Reputation: 155
I wonder how windows distinguishes between diferrent drives and memory modules, I mean how can windows writte somethig specificaly to disc C or disc D. In every programming language when you declare variable it gets saved into to the memory, and when you need to store something to hdd, you have to use some library. So, how does windows handle it? Does it treat all discs and memory modules as a single line of data, and does it only save each mediums beginning adress? - like 0x00000 is where the disc C begins, 0x15616 is where the disc D begins.
Upvotes: 0
Views: 182
Reputation: 2884
Like @MSalters said,
C: is a symlink to something like Device\HarddiskVolume1.
What it means is that disk drivers on Windows are implemented as virtual filesystems a bit like on Linux. I'll explain for Linux since there's much more documentation but the answer is quite similar for Windows even though both OSes do things differently.
Basically, on Linux everything is a file. Linux ships with disk drivers as these are at the basis of every computer. Linux exposes a driver model like every OS. The Linux driver model for files (including hard disks) exposes functions that will be called by the kernel to read/write to disk. There are open, read and write functions that the kernel expects to be present for a file driver.
If you wanted, you could write a disk driver and replace the existing one. You write drivers as modules that you can then load in the kernel using certain utilities that ship with Linux. I won't share more details as I'm not that much aware. Once your code is loaded in the kernel, it has access to all kernel code and all hardware since it runs in kernel mode.

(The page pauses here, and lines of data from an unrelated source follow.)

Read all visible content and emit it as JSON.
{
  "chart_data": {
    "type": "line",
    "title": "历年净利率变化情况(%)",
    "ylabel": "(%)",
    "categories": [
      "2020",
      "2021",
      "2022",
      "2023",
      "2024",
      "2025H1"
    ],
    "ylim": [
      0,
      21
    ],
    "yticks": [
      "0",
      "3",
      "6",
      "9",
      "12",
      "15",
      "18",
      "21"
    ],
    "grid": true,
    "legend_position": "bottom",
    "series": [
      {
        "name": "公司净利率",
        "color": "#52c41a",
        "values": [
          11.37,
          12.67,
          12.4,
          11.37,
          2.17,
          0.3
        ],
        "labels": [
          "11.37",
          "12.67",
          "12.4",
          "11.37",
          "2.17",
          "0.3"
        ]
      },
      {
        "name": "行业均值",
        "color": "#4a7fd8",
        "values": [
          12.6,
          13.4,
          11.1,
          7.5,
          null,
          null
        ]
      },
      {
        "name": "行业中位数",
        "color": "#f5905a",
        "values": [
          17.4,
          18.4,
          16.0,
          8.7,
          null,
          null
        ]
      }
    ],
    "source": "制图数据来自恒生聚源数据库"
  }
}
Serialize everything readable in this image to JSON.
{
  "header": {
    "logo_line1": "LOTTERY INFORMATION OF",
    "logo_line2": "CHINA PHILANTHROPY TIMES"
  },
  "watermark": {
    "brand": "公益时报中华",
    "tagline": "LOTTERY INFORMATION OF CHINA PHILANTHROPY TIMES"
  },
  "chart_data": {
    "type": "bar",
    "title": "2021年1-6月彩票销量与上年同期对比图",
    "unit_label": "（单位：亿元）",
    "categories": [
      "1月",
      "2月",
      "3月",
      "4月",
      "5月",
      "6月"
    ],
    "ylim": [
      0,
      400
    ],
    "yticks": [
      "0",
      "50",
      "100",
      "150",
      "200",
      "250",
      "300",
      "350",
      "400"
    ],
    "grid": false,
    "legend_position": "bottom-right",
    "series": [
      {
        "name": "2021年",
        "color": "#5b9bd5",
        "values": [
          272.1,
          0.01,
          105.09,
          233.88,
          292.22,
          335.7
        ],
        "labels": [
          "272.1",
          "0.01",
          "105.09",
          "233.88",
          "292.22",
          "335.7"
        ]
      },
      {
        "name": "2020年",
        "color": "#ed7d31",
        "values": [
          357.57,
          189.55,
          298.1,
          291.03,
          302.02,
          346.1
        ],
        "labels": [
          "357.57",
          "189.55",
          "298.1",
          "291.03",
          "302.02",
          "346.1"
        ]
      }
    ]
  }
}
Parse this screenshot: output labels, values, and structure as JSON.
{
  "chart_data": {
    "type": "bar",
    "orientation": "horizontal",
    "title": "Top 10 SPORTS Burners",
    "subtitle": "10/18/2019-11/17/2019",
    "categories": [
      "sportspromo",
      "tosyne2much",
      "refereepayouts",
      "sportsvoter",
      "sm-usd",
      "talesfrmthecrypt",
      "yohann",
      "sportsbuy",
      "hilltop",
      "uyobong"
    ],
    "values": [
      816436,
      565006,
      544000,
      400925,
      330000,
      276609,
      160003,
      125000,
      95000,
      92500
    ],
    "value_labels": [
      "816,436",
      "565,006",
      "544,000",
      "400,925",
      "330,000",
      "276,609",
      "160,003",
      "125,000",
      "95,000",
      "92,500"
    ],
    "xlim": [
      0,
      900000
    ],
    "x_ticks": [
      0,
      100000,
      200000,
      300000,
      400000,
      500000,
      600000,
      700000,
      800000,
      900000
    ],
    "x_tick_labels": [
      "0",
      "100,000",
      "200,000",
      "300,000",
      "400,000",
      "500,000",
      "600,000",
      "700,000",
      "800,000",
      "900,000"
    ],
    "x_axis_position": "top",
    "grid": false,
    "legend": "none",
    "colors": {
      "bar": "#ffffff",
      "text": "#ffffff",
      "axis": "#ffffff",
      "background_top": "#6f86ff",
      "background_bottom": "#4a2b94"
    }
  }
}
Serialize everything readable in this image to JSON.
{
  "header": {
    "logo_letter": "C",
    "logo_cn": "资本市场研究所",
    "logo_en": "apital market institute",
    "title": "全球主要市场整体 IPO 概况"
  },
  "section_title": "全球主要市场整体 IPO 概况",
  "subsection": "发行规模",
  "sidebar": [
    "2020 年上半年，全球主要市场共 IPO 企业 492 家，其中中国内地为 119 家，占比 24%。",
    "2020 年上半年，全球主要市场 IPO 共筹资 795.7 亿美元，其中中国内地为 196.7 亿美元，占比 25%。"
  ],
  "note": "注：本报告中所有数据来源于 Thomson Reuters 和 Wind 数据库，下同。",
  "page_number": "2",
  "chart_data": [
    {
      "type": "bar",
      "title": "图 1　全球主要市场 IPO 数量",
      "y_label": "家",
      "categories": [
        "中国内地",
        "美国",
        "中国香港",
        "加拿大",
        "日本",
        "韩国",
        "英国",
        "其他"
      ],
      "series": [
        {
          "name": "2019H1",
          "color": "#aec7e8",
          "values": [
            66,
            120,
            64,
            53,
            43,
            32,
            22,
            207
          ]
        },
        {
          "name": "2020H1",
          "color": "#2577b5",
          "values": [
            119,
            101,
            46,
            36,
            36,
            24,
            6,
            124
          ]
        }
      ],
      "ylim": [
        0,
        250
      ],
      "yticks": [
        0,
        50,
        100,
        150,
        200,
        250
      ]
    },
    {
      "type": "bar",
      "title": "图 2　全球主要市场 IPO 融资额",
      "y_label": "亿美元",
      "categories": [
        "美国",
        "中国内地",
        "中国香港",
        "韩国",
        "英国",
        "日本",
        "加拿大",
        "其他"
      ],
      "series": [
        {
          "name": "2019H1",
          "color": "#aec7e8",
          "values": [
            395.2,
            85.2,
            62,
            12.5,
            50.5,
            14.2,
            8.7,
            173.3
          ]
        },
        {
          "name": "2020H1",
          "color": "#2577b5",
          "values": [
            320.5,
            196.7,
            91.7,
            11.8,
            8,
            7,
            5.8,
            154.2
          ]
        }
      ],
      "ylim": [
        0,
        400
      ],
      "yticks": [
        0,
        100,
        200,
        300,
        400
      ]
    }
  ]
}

Today, disk drivers probably use PCI DMA which is a controller connected to the PCI bus which allows to do disk operations which ignore the CPU and load disk data to RAM directly. The PCI convention says that all compatible devices (like PCI DMA controllers) must expose a certain interface to the computer. This interface is mostly some memory mapped registers that can be used to send commands to the controller. The OS will write data in these registers to tell the DMA controller to do disk operations. Then the DMA controller will trigger an interrupt once it is done. The OS will then know that the data is readily loaded into RAM and ready for use. The same applies for writing
The OS knows the location of these registers by looking in the ACPI tables at boot.
Upvotes: 1
Reputation: 179809
In modern Windows (2000 or later) C:
is a symlink to something like Device\HarddiskVolume1
. The number there can vary. Typically, \Device\Bootpartition
is also a symlink to the same HarddiskVolume
.
Windows doesn't use libraries to write to disk. Instead, it uses drivers. The chief difference is that drivers run as part of the OS kernel, while libraries run as part of applications.